The Metropolitan Urban Indian Directors, which represents the leaders of 20 Indian-run nonprofits, said it is securing emergency housing trailers that could be placed at the site. The warehouse could also be used for temporary habitation, the group said in a letter to Minneapolis Mayor Jacob Frey last week.
The growing encampment, dubbed "the Wall of the Forgotten Natives" because it is located along a highway sound wall, consists mostly of American Indians and has quadrupled in size over the past month, transforming a narrow strip of land into one of the largest and most visible homeless settlements ever seen in Minnesota.
Many of the tent dwellers say they have struggled to find affordable housing and feel safer living in a large group, watching over one another, than sleeping alone on the streets or in emergency shelters. Early on, Frey and leaders of local Indian nonprofits resolved to work with the camp dwellers rather than forcibly dispersing them. The city's approach has been deliberate and differs from that of many other large cities, where authorities have used sweeps, raids and other punitive measures to break up camps and keep people moving.
Even so, efforts to help people obtain stable housing have been complicated by the fact that many of the camp residents have troubled rental histories, criminal records and substance-use problems. Since mid-August, agencies have assessed about 100 residents, but only five individuals have actually been able to move out of the camp and into more permanent housing, according to Hennepin County.
"It's been an incredible mobilization, but we are still stretched very thin," said David Hewitt, director of the Hennepin County Office to End Homelessness, at Wednesday's hearing.
As weeks have turned into months, city and county health officials have become increasingly alarmed by the camp's growing size and health risks. The crowded nature of the site — many tents are less than a foot apart — and the frequent use of needles for drug use has made the area ripe for infections and the spread of communicable diseases, say nonprofit officials providing outreach at the site.

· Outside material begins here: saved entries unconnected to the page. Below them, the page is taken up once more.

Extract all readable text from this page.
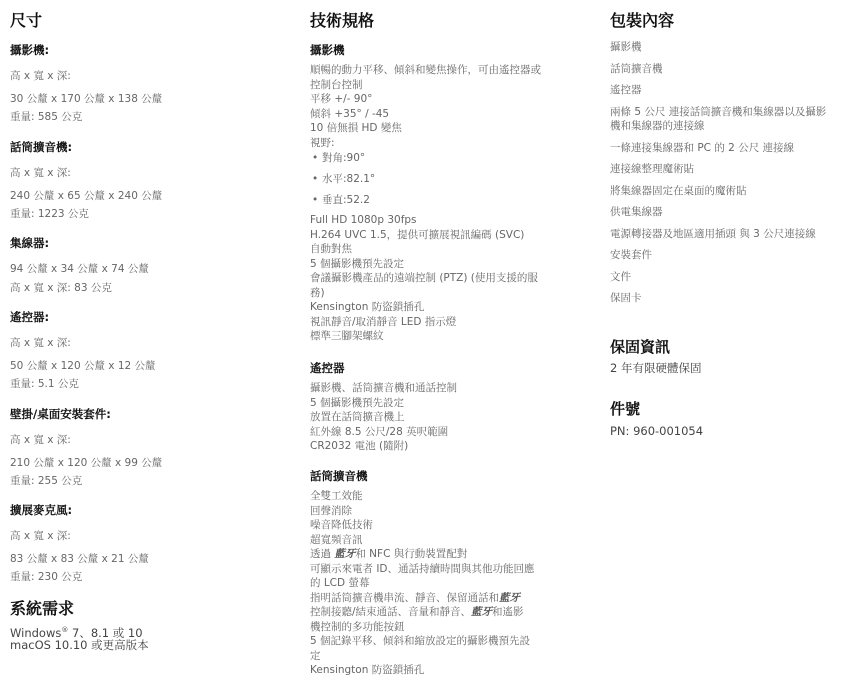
尺寸
攝影機:
高 x 寬 x 深:
30 公釐 x 170 公釐 x 138 公釐
重量: 585 公克
話筒擴音機:
高 x 寬 x 深:
240 公釐 x 65 公釐 x 240 公釐
重量: 1223 公克
集線器:
94 公釐 x 34 公釐 x 74 公釐
高 x 寬 x 深: 83 公克
遙控器:
高 x 寬 x 深:
50 公釐 x 120 公釐 x 12 公釐
重量: 5.1 公克
壁掛/桌面安裝套件:
高 x 寬 x 深:
210 公釐 x 120 公釐 x 99 公釐
重量: 255 公克
擴展麥克風:
高 x 寬 x 深:
83 公釐 x 83 公釐 x 21 公釐
重量: 230 公克
系統需求
Windows® 7、8.1 或 10
macOS 10.10 或更高版本
技術規格
攝影機
順暢的動力平移、傾斜和變焦操作，可由遙控器或
控制台控制
平移 +/- 90°
傾斜 +35° / -45
10 倍無損 HD 變焦
視野:
• 對角:90°
• 水平:82.1°
• 垂直:52.2
Full HD 1080p 30fps
H.264 UVC 1.5，提供可擴展視訊編碼 (SVC)
自動對焦
5 個攝影機預先設定
會議攝影機產品的遠端控制 (PTZ) (使用支援的服
務)
Kensington 防盜鎖插孔
視訊靜音/取消靜音 LED 指示燈
標準三腳架螺紋
遙控器
攝影機、話筒擴音機和通話控制
5 個攝影機預先設定
放置在話筒擴音機上
紅外線 8.5 公尺/28 英呎範圍
CR2032 電池 (隨附)
話筒擴音機
全雙工效能
回聲消除
噪音降低技術
超寬頻音訊
透過 藍牙和 NFC 與行動裝置配對
可顯示來電者 ID、通話持續時間與其他功能回應
的 LCD 螢幕
指明話筒擴音機串流、靜音、保留通話和藍牙
控制接聽/結束通話、音量和靜音、藍牙和遙影
機控制的多功能按鈕
5 個記錄平移、傾斜和縮放設定的攝影機預先設
定
Kensington 防盜鎖插孔
包裝內容
攝影機
話筒擴音機
遙控器
兩條 5 公尺 連接話筒擴音機和集線器以及攝影
機和集線器的連接線
一條連接集線器和 PC 的 2 公尺 連接線
連接線整理魔術貼
將集線器固定在桌面的魔術貼
供電集線器
電源轉接器及地區適用插頭 與 3 公尺連接線
安裝套件
文件
保固卡
保固資訊
2 年有限硬體保固
件號
PN: 960-001054
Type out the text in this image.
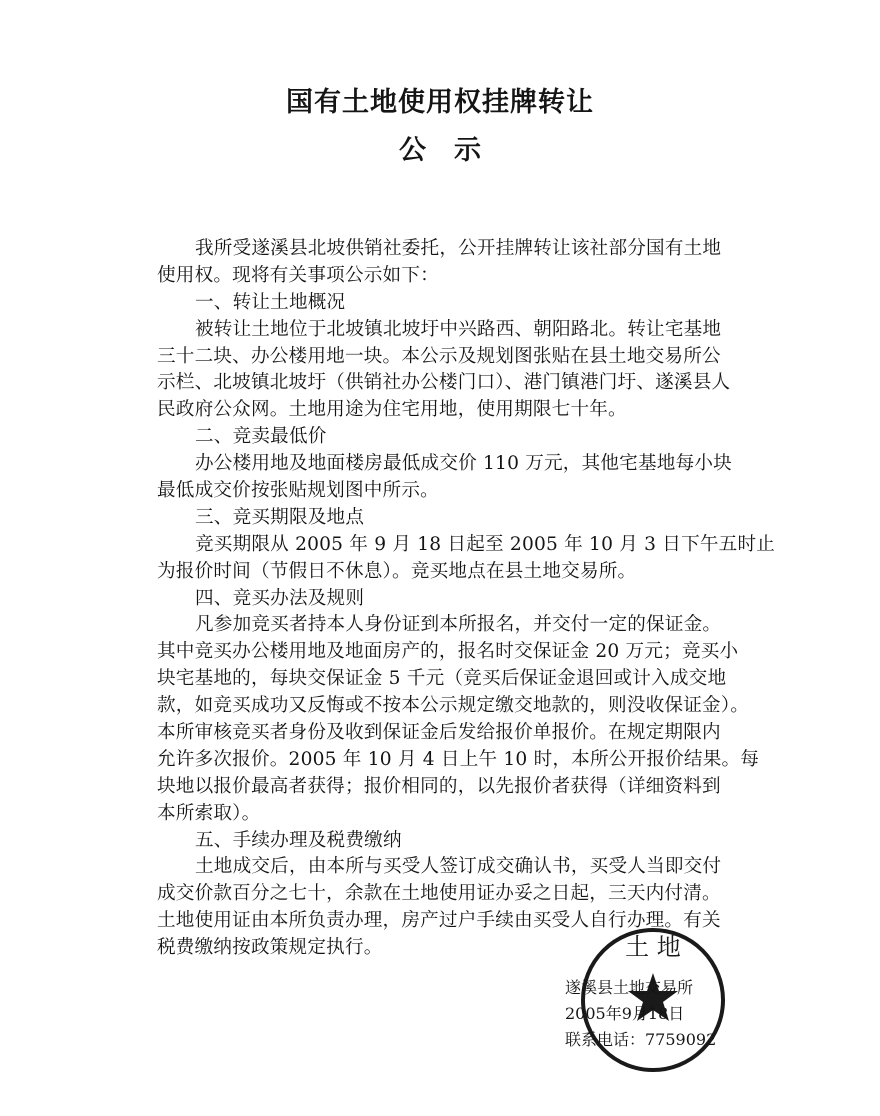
国有土地使用权挂牌转让
公示
我所受遂溪县北坡供销社委托，公开挂牌转让该社部分国有土地
使用权。现将有关事项公示如下：
一、转让土地概况
被转让土地位于北坡镇北坡圩中兴路西、朝阳路北。转让宅基地
三十二块、办公楼用地一块。本公示及规划图张贴在县土地交易所公
示栏、北坡镇北坡圩（供销社办公楼门口）、港门镇港门圩、遂溪县人
民政府公众网。土地用途为住宅用地，使用期限七十年。
二、竞卖最低价
办公楼用地及地面楼房最低成交价 110 万元，其他宅基地每小块
最低成交价按张贴规划图中所示。
三、竞买期限及地点
竞买期限从 2005 年 9 月 18 日起至 2005 年 10 月 3 日下午五时止
为报价时间（节假日不休息）。竞买地点在县土地交易所。
四、竞买办法及规则
凡参加竞买者持本人身份证到本所报名，并交付一定的保证金。
其中竞买办公楼用地及地面房产的，报名时交保证金 20 万元；竞买小
块宅基地的，每块交保证金 5 千元（竞买后保证金退回或计入成交地
款，如竞买成功又反悔或不按本公示规定缴交地款的，则没收保证金）。
本所审核竞买者身份及收到保证金后发给报价单报价。在规定期限内
允许多次报价。2005 年 10 月 4 日上午 10 时，本所公开报价结果。每
块地以报价最高者获得；报价相同的，以先报价者获得（详细资料到
本所索取）。
五、手续办理及税费缴纳
土地成交后，由本所与买受人签订成交确认书，买受人当即交付
成交价款百分之七十，余款在土地使用证办妥之日起，三天内付清。
土地使用证由本所负责办理，房产过户手续由买受人自行办理。有关
税费缴纳按政策规定执行。	土 地
遂溪县土地交易所
2005年9月18日
联系电话：7759092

A growing number of families and pregnant mothers have moved into the site in recent weeks, drawn by the promise of housing and medical care.
Shelly Jack, who was among a dozen camp residents who attended Wednesday's City Council hearing, is among the pregnant women living at the camp. She expects to give birth by November.
"It's important that we move fast because … it's getting cold and people's lives are depending on the actions we take," said City Council Member Alondra Cano at the hearing. "This is an emergency, and there definitely needs to be a broad-based response."
At Wednesday's hearing, one of the most visible leaders of the encampment made it clear that tent dwellers were prepared to dig in if the city failed to fulfill its promises of shelter. James Cross, founder of Natives Against Heroin, a street outreach group that has been organizing donations and security at the camp, said his organization is already preparing to build teepees and wigwams if a solution is not found soon.
"If you ain't going to do what you're supposed to do … we're going to start building," Cross said to City Council members. "The first teepee will come up."